One might wonder why this was necessary. My own native language is English, which is a fairly popular language for people around the world to know on account of the cultural power held by first the United Kingdom as well as the United States and various other anglophone nations (like Canada, Australia, and so on), thanks to various forms of imperialism that have spread English over the world’s stage over the past few hundred years. For a long time, though, English was a somewhat peripheral member of the Germanic subfamily of the Indo-European language family that had established some level of hegemony within the British isles against other competing languages of the Celtic subfamily of languages like Scottish, Irish Gaelic, Welsh, and Breton, to name a few, and had itself had a fairly long period of languishing under the domination of Norman French speakers for a period of about 3 centuries or so.
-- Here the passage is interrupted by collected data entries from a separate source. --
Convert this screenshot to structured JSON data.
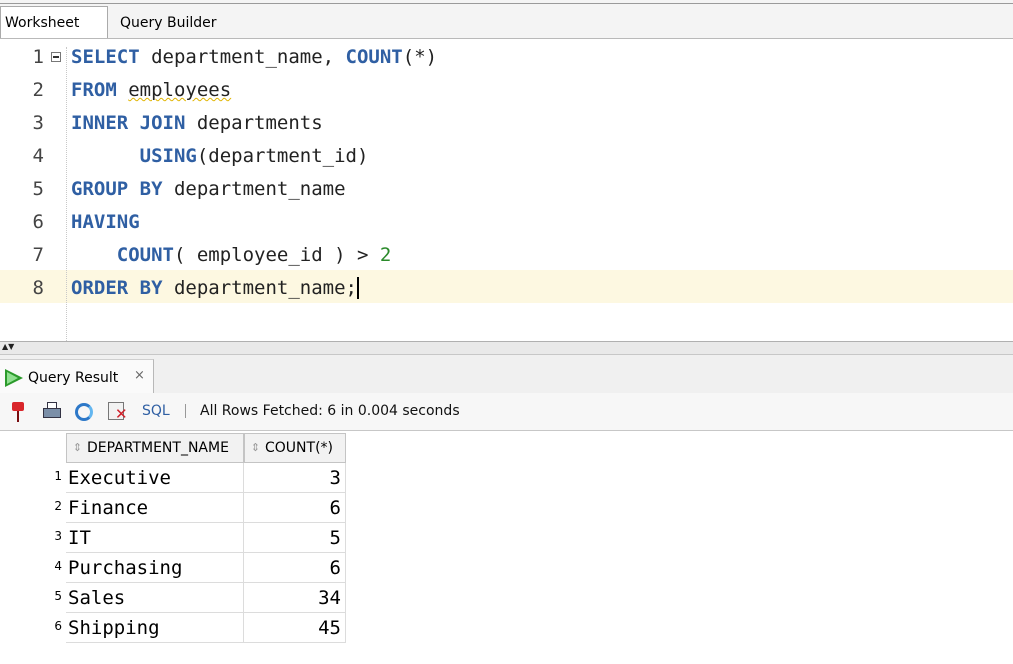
{
  "tabs": {
    "worksheet": "Worksheet",
    "query_builder": "Query Builder"
  },
  "editor": {
    "lines": [
      {
        "n": "1",
        "tokens": [
          {
            "t": "SELECT",
            "k": "kw"
          },
          {
            "t": " department_name, ",
            "k": "id"
          },
          {
            "t": "COUNT",
            "k": "kw"
          },
          {
            "t": "(*)",
            "k": "id"
          }
        ]
      },
      {
        "n": "2",
        "tokens": [
          {
            "t": "FROM",
            "k": "kw"
          },
          {
            "t": " ",
            "k": "id"
          },
          {
            "t": "employees",
            "k": "squig"
          }
        ]
      },
      {
        "n": "3",
        "tokens": [
          {
            "t": "INNER JOIN",
            "k": "kw"
          },
          {
            "t": " departments",
            "k": "id"
          }
        ]
      },
      {
        "n": "4",
        "tokens": [
          {
            "t": "      ",
            "k": "id"
          },
          {
            "t": "USING",
            "k": "kw"
          },
          {
            "t": "(department_id)",
            "k": "id"
          }
        ]
      },
      {
        "n": "5",
        "tokens": [
          {
            "t": "GROUP BY",
            "k": "kw"
          },
          {
            "t": " department_name",
            "k": "id"
          }
        ]
      },
      {
        "n": "6",
        "tokens": [
          {
            "t": "HAVING",
            "k": "kw"
          }
        ]
      },
      {
        "n": "7",
        "tokens": [
          {
            "t": "    ",
            "k": "id"
          },
          {
            "t": "COUNT",
            "k": "kw"
          },
          {
            "t": "( employee_id ) > ",
            "k": "id"
          },
          {
            "t": "2",
            "k": "num"
          }
        ]
      },
      {
        "n": "8",
        "tokens": [
          {
            "t": "ORDER BY",
            "k": "kw"
          },
          {
            "t": " department_name;",
            "k": "id"
          }
        ],
        "current": true
      }
    ]
  },
  "result": {
    "tab_label": "Query Result",
    "close": "×",
    "sql_label": "SQL",
    "status": "All Rows Fetched: 6 in 0.004 seconds",
    "columns": [
      "DEPARTMENT_NAME",
      "COUNT(*)"
    ],
    "rows": [
      {
        "n": "1",
        "dept": "Executive",
        "count": "3"
      },
      {
        "n": "2",
        "dept": "Finance",
        "count": "6"
      },
      {
        "n": "3",
        "dept": "IT",
        "count": "5"
      },
      {
        "n": "4",
        "dept": "Purchasing",
        "count": "6"
      },
      {
        "n": "5",
        "dept": "Sales",
        "count": "34"
      },
      {
        "n": "6",
        "dept": "Shipping",
        "count": "45"
      }
    ]
  },
  "icons": {
    "pin": "pin-icon",
    "print": "print-icon",
    "refresh": "refresh-icon",
    "cancel": "cancel-icon",
    "run": "run-icon",
    "sort": "sort-icon",
    "fold": "fold-icon",
    "splitter": "splitter-arrows-icon"
  },
  "colors": {
    "keyword": "#2f5fa3",
    "number": "#2a8a2a",
    "current_line": "#fdf8e1",
    "run_icon": "#2b9a2b"
  }
}
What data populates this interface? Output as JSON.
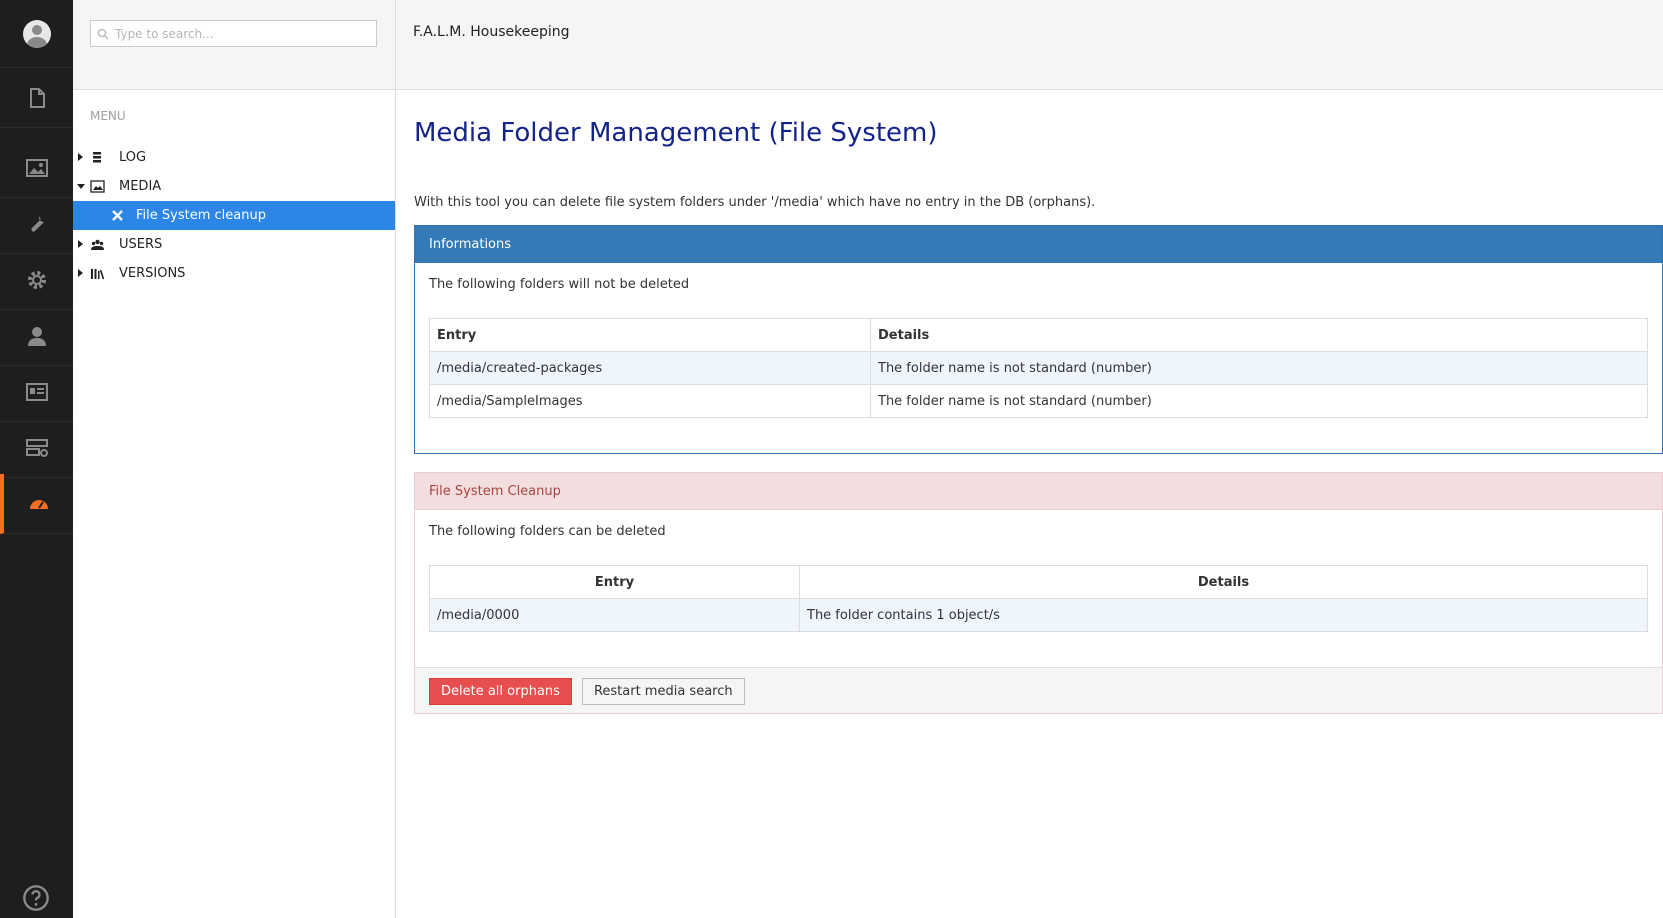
{
  "search": {
    "placeholder": "Type to search..."
  },
  "module": {
    "title": "F.A.L.M. Housekeeping"
  },
  "menu": {
    "label": "MENU",
    "items": [
      {
        "label": "LOG",
        "icon": "list-icon",
        "expanded": false
      },
      {
        "label": "MEDIA",
        "icon": "image-icon",
        "expanded": true
      },
      {
        "label": "File System cleanup",
        "icon": "x-icon",
        "selected": true
      },
      {
        "label": "USERS",
        "icon": "users-icon",
        "expanded": false
      },
      {
        "label": "VERSIONS",
        "icon": "books-icon",
        "expanded": false
      }
    ]
  },
  "page": {
    "title": "Media Folder Management (File System)",
    "intro": "With this tool you can delete file system folders under '/media' which have no entry in the DB (orphans)."
  },
  "info_panel": {
    "heading": "Informations",
    "description": "The following folders will not be deleted",
    "columns": [
      "Entry",
      "Details"
    ],
    "rows": [
      [
        "/media/created-packages",
        "The folder name is not standard (number)"
      ],
      [
        "/media/SampleImages",
        "The folder name is not standard (number)"
      ]
    ]
  },
  "cleanup_panel": {
    "heading": "File System Cleanup",
    "description": "The following folders can be deleted",
    "columns": [
      "Entry",
      "Details"
    ],
    "rows": [
      [
        "/media/0000",
        "The folder contains 1 object/s"
      ]
    ],
    "delete_button": "Delete all orphans",
    "restart_button": "Restart media search"
  },
  "colors": {
    "accent": "#f36f21",
    "selected": "#2c86e5",
    "title": "#13238a",
    "info_header": "#337ab7",
    "danger_header_bg": "#f2dede",
    "danger_button": "#e74e4e"
  }
}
The oldest English we have goes back somewhere around 1300 years or a bit more, during the period of the settlement and consolidation of the rule of Angles, Saxons, and Jutes over much of the British Isles.
The history of modern Azeri as a language is somewhat similar in broad outlines. Azeri is an Oghuz Turkish language that spread as a result of the prestige of the Turks over that of the native Persian/Iranian languages after the settlement and conquest of much of the region of Azerbaijan and northern Iran by the Turks starting in the 11th century AD (around the same time that English was itself being subjugated by Norman French speakers). After some centuries of divergence from what became Turkish under the heavy influence of Farsi, the language itself diverged from Oghuz Turkish and became its own language, now a language of a nation as well as a minority language in other neighboring nations, one of the three biggest languages of its particular group, along with Turkish and Turkmen. Admittedly, Azeri is not a language that people tend to learn easily as a second language, but as a national language of its own it has had a worthwhile history and is the basis of a worthwhile culture that is worth appreciating.
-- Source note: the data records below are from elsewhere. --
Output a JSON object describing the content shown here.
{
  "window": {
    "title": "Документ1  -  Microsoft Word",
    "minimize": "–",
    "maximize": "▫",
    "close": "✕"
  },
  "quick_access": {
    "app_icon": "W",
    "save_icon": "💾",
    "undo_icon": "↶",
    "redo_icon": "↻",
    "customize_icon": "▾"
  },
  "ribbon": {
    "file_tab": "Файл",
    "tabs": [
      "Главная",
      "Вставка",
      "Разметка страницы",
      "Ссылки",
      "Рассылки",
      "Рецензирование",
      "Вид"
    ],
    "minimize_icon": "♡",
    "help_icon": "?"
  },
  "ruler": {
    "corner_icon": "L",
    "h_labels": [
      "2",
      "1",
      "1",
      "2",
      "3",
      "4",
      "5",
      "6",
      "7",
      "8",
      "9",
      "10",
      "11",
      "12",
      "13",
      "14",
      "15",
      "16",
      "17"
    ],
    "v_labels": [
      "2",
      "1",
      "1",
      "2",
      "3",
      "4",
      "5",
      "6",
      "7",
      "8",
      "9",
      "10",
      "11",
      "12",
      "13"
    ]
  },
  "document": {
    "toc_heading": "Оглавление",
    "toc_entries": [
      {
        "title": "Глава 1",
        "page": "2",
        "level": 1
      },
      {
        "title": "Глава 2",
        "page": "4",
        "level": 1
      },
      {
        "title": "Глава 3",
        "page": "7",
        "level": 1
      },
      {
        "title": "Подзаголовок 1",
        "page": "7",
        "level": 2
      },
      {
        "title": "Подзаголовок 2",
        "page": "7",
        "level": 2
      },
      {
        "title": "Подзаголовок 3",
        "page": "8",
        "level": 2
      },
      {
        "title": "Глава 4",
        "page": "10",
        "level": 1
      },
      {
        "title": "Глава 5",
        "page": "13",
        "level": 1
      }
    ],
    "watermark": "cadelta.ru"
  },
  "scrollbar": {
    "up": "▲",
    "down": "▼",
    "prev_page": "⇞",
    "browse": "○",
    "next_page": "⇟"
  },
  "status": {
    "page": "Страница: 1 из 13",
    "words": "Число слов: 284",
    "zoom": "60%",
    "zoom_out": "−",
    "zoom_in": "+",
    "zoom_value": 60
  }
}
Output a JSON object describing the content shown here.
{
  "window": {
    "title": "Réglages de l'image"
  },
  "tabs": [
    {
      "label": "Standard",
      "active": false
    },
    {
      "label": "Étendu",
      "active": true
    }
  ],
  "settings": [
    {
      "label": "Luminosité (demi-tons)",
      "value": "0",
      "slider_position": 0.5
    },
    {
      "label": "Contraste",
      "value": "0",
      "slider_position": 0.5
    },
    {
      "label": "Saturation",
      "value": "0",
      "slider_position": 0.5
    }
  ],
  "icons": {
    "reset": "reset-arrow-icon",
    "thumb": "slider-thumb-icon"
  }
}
It should be fairly clear from the foregoing that neither English nor Azeri are particularly old languages. By the time that anyone was writing anything in English, for example, Hebrew had been a written language for somewhere around 2,000 years or so, and languages like Latin, Greek, Sanskrit, Old Hittite, and other members of the Indo-European family had been written for more than 1000 years themselves. That said, since English does descend from various other languages, English can be said to have had a long prehistory to the extent that it forms a record of changes that have occurred within the West Germanic languages (including its peers like Dutch and Frisian), as well as the Germanic languages as a whole (including High and Low German of various dialects, Luxembourgish, and the various languages of Scandinavia and their colonies), to say nothing of the larger Indo-European language of which all of them are a part. Similarly, Azeri, if it is not a particularly ancient language on its own, itself is a witness of a much longer history going back many thousands of years. Aspects of the past survive, in modified form, going back a very long time in both languages, and so the student of past languages, by recovering the origins and change of both languages (and many others), can help recover the ways that people spoke, and by implication thought, in the far remote past, thus making them far less alien than they would otherwise be.
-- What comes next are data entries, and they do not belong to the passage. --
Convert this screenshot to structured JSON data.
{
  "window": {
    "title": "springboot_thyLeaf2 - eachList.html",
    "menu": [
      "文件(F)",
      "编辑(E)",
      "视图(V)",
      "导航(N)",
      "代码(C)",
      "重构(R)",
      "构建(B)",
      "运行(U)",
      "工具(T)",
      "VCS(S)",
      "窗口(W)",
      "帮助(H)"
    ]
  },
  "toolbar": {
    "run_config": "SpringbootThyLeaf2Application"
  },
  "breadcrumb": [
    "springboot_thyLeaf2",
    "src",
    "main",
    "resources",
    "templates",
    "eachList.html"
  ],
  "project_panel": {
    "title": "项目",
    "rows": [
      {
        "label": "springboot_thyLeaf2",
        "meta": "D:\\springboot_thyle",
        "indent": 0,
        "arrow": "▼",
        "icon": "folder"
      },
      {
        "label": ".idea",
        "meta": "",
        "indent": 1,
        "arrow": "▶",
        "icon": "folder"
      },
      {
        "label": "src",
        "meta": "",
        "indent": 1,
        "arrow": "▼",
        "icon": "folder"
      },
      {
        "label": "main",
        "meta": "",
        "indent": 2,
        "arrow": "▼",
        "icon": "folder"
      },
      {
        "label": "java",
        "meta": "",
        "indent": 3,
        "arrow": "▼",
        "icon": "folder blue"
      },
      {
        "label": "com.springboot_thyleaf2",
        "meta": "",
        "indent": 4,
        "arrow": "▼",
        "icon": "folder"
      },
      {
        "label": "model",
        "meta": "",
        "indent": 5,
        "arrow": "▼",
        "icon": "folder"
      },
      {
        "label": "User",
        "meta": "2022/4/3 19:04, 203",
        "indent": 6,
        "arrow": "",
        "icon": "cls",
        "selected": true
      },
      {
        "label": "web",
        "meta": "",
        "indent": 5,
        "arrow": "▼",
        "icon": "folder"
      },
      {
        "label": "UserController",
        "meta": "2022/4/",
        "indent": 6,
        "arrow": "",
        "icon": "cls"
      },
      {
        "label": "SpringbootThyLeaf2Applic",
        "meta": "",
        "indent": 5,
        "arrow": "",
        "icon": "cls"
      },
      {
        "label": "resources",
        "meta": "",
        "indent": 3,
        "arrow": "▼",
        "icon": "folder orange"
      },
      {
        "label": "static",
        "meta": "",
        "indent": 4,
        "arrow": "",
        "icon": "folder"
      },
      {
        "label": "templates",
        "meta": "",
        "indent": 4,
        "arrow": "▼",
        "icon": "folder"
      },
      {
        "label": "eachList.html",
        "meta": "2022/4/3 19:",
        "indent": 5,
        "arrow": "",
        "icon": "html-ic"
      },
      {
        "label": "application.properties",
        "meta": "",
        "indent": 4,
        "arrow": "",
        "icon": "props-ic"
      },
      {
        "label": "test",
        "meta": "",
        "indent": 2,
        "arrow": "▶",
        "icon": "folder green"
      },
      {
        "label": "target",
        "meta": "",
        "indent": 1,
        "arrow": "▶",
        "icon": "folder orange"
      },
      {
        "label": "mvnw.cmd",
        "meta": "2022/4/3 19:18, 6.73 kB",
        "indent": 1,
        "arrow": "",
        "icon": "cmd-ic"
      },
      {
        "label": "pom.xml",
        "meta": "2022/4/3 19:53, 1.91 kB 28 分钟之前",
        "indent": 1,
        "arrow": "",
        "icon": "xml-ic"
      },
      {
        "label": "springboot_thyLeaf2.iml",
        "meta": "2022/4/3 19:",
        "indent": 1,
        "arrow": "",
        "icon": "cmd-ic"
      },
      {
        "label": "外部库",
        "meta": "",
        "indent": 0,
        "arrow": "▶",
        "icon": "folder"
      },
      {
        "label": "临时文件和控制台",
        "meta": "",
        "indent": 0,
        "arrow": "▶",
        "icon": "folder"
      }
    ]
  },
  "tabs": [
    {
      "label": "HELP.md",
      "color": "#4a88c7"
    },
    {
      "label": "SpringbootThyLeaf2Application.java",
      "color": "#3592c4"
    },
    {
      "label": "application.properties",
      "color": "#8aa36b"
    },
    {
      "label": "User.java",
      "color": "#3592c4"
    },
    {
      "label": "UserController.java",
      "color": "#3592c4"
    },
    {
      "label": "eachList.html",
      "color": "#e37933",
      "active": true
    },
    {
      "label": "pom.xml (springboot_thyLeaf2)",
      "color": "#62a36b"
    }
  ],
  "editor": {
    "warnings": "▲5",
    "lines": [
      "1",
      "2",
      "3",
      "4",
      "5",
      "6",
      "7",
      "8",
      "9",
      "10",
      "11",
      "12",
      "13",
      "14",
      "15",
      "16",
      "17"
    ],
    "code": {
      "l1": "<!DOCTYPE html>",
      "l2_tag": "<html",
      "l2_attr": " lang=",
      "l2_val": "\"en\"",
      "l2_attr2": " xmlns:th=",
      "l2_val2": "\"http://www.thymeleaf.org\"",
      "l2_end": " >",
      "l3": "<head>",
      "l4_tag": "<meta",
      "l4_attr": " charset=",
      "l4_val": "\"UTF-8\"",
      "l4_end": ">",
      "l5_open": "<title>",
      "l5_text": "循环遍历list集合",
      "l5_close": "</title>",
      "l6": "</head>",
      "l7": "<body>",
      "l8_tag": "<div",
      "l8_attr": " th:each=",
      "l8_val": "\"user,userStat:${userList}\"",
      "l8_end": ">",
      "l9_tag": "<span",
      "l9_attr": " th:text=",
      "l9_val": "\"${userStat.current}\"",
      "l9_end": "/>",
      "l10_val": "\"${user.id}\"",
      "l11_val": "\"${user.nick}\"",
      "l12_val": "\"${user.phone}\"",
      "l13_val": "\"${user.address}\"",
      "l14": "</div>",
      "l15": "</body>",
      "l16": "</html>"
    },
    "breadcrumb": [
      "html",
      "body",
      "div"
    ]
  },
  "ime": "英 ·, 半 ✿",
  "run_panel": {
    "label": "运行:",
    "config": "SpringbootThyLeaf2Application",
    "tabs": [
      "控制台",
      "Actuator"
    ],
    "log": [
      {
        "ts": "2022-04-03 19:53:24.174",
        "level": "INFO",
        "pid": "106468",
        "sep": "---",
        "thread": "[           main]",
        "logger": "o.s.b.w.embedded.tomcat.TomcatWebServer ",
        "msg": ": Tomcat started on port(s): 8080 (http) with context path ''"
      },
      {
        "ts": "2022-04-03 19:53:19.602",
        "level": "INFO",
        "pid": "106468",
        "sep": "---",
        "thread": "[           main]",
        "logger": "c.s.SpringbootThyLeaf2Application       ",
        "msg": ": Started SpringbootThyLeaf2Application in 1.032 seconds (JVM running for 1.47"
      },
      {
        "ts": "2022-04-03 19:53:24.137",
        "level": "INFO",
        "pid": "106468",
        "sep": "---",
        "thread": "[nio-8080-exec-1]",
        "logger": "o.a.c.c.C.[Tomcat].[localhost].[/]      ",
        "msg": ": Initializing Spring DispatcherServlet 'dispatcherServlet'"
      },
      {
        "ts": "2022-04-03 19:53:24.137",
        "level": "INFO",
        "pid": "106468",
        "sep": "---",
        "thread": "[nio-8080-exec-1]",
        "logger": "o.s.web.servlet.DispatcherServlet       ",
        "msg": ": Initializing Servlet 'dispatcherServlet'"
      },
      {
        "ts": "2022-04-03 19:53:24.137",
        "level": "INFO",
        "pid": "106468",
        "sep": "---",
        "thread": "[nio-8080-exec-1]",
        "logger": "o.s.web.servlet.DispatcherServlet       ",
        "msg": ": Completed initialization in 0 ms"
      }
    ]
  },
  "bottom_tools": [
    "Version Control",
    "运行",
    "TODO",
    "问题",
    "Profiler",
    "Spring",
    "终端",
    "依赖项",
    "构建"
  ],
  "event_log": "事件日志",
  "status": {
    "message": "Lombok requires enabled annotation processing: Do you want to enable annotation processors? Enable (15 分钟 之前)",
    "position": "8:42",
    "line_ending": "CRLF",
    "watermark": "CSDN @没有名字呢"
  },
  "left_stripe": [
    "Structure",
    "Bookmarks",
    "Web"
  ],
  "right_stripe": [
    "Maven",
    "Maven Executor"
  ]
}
To the extent that an awareness of the remote ties that Azeri has with other languages, languages that are perhaps more prestigious and better appreciated in the world, it is a worthwhile thing to celebrate the connections that can be made. For me, and apparently for many other people as well, one of the chief joys of trying to reconstruct the languages of the past and how it is that other languages are kin to others, and joint heirs of an older linguistic tradition, is to recognize the brotherhood of humanity even in the face of frequent incomprehensibility. And if Azeri and English are both relatively young languages as far as the world is concerned, both can certainly celebrate their much wider connections with other languages, and the way that both languages have been enriched by their connections with other languages as well as through older languages spoken of a long, long time ago. This is worth celebrating even if the desire to reverse the verdict of Babel is one that has what is likely to be a somewhat ominous ending.